Esteve na UNIMOZ desde 92 a 1994 apenas como tradutor.

Em 1994 dá os primeiros passos com o Projecto “Pesquisa sobre Música e Dança Tradicional” que foi apreciado e financiado pelos dinamarqueses abrindo-lhe as portas para trabalhar no Museu.

Durante este período, sempre que regressava das missões no Mato, trazia consigo instrumentos dessas localidades.

Iniciou a Exposição de Instrumentos no Museu e paralelamente sensibilizava os seus visitantes com workshops e performances com os instrumentos restantes.

Aos poucos conquistou o número suficiente de interessados e criou a “CASA VELHA”.

A ASSOCIAÇÃO CULTURAL DA CASA VELHA é o primeiro legado deixado pelo seu único fundador, Carlitos Miguel Namakotto.

Aceita o convite da UNESCO em 1999 e vai para a cidade da BEIRA coordenar o Centro Juvenil da Manga até 2001.

Nesse ano vai para Maputo, para integrar um novo projecto e inscreve-se como aluno na Universidade Eduardo Mondlane em Arqueologia e Antropologia.

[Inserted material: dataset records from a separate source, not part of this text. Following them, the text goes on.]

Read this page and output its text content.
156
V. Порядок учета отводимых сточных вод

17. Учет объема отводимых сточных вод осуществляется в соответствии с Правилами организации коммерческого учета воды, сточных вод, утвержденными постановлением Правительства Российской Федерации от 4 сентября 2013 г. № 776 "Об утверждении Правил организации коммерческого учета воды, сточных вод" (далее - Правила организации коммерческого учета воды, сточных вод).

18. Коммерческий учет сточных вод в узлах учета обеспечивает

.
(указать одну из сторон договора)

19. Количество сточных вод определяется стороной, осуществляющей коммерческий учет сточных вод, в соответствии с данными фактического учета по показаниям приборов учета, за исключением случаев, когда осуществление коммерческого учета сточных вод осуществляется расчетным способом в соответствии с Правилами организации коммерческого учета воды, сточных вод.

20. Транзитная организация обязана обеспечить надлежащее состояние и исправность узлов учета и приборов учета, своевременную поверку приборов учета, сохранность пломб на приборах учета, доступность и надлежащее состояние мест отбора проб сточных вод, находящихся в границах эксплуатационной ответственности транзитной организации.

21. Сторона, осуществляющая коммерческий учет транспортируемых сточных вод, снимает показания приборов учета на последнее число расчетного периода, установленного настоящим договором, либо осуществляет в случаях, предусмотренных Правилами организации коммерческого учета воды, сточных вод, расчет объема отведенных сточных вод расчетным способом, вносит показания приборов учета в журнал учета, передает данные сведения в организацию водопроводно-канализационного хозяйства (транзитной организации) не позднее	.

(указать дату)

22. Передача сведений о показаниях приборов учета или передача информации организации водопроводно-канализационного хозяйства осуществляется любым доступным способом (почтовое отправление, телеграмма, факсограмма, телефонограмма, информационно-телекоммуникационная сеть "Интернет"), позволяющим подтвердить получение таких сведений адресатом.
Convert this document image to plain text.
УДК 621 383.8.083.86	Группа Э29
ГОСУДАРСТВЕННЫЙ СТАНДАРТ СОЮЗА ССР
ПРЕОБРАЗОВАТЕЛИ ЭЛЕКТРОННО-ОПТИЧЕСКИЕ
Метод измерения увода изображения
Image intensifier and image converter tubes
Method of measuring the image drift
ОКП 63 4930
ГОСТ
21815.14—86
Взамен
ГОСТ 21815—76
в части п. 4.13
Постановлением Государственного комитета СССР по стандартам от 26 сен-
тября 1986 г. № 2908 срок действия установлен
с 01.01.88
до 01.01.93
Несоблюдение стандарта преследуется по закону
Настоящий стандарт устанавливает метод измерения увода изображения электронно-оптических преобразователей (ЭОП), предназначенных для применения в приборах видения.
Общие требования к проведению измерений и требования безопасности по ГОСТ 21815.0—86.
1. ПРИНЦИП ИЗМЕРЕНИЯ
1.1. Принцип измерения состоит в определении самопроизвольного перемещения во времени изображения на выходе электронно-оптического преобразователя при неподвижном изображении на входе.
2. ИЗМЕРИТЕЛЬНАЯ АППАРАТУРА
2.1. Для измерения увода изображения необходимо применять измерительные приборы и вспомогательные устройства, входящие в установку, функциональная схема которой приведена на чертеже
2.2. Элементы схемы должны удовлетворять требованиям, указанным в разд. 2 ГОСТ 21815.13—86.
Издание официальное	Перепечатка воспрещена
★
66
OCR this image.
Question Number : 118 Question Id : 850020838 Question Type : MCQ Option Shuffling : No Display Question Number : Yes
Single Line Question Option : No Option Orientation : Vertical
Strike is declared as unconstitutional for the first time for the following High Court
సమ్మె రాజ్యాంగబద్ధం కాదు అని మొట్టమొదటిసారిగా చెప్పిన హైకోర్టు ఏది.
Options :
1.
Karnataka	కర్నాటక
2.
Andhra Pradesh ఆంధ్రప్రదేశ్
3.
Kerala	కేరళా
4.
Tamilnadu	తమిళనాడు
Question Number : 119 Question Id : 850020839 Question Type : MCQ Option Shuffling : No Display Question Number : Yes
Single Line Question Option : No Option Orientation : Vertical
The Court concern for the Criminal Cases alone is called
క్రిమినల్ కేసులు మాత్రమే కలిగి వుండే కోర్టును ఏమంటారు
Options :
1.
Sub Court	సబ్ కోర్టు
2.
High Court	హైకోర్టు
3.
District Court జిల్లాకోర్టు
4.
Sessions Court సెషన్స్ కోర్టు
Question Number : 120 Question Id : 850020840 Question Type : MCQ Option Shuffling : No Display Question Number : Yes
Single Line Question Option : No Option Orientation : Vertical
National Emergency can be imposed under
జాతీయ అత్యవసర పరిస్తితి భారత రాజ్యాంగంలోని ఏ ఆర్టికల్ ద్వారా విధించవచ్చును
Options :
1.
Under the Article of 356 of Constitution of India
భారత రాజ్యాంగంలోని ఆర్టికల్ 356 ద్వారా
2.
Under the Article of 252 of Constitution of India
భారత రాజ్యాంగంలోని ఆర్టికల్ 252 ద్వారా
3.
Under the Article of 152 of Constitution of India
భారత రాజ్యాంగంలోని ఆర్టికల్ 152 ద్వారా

É novamente convidado para fazer parte da equipa italiana que liderava o projecto CCS (Centro di Coperazione Sivilupo).

Aproveita as oportunidades dos intercâmbios Culturais e viaja até à Europa, onde frequentou algumas Associações de Estudantes e aprofundou a Antropologia Cultural.

De regresso a Maputo, dá os primeiros passos com objectos RECICLADOS enquanto Coordenador Cultural do Bairro Fomento.

O lado artístico nunca o abandonou e a preferência pelo Reggae nunca esmureceu.

Ao longo da sua vida participa e cria novos projectos. Partilha o seu conhecimento sobretudo nas camadas mais jovens.

NAMAKOTTO torna-se numa referência estimada e conhecida em diversas Províncias de Moçambique.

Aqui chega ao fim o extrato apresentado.